How do I give order to a jumble of notes?

“To be really mundane, I sort out my notes into piles, section by section, then take the notes from the first section’s pile and work out what my order of play for that section is going to be. I work out, say, the twelve paragraphs that are going to be in that section, and annotate my notes to show which bit of the notes is going into which paragraph for which section. I used to annotate with an array of differently coloured pens, but it was quite time-consuming putting pens down and picking them up. Now I use numbers for chapters and letters for paragraphs, so 3D written on my notes is the fourth paragraph in the third section. Then I create more piles, one per paragraph, or, if I’m running out of office-space, a pile for two or three paragraphs.”

“I think a lot of inexperienced writers panic at the amount of notes and the messiness of it all, whereas experienced writers expect some feelings of confusion and look for ways to cut to the quick and summarise their discoveries. All you need to do is tell people the key things that you’ve found and tell them the story of how you found them. I remember reading a study of postgraduate failure in the eighties. The author said that postgraduates who failed to complete seemed better at putting things into box files than taking them out.”

“I would always tend to have a sense [at the start] that at the very least I can construct something that looks like a set of chapters, even if I’m not sure precisely what each is going to contain. I’m not going to worry too much what each is going to contain. What I want to do is make the whole thing reasonably plausible. Then sometimes there are some things that I know are important that I know I need to read.
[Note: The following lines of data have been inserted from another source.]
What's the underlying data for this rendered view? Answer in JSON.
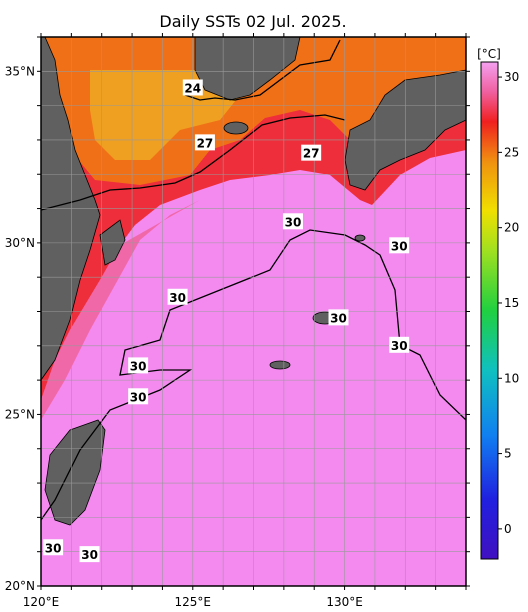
{
  "title": "Daily SSTs 02 Jul. 2025.",
  "map": {
    "lon_range": [
      120,
      134
    ],
    "lat_range": [
      20,
      36
    ],
    "lon_ticks": [
      {
        "value": 120,
        "label": "120°E"
      },
      {
        "value": 125,
        "label": "125°E"
      },
      {
        "value": 130,
        "label": "130°E"
      }
    ],
    "lat_ticks": [
      {
        "value": 35,
        "label": "35°N"
      },
      {
        "value": 30,
        "label": "30°N"
      },
      {
        "value": 25,
        "label": "25°N"
      },
      {
        "value": 20,
        "label": "20°N"
      }
    ],
    "contour_labels": [
      {
        "text": "24",
        "lon": 125.0,
        "lat": 34.5
      },
      {
        "text": "27",
        "lon": 125.4,
        "lat": 32.9
      },
      {
        "text": "27",
        "lon": 128.9,
        "lat": 32.6
      },
      {
        "text": "30",
        "lon": 128.3,
        "lat": 30.6
      },
      {
        "text": "30",
        "lon": 131.8,
        "lat": 29.9
      },
      {
        "text": "30",
        "lon": 124.5,
        "lat": 28.4
      },
      {
        "text": "30",
        "lon": 129.8,
        "lat": 27.8
      },
      {
        "text": "30",
        "lon": 131.8,
        "lat": 27.0
      },
      {
        "text": "30",
        "lon": 123.2,
        "lat": 26.4
      },
      {
        "text": "30",
        "lon": 123.2,
        "lat": 25.5
      },
      {
        "text": "30",
        "lon": 120.4,
        "lat": 21.1
      },
      {
        "text": "30",
        "lon": 121.6,
        "lat": 20.9
      }
    ]
  },
  "colorbar": {
    "unit": "[°C]",
    "ticks": [
      "0",
      "5",
      "10",
      "15",
      "20",
      "25",
      "30"
    ],
    "range": [
      -2,
      31
    ]
  },
  "colors": {
    "warm_pink": "#f48af0",
    "red": "#ee2222",
    "orange": "#f07018",
    "land": "#606060"
  }
}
I don’t know where this bit of literature is going to come into play but I’ve got a feeling that it’s going to come into play somewhere. Rather than spend a lot of time poring over these articles, or book chapters, I’ll skim-read them, write on them, desecrate the books, mark them up, make little notes, occasionally type out the quote, if I think it’s a really good one … and then start to pull those things out and fill out the outline with the basic Harvard reference, the author’s name and the date and the page number so that I can simply go back and find it. I might put a little note to myself with ‘quote about …’ or whatever it is.”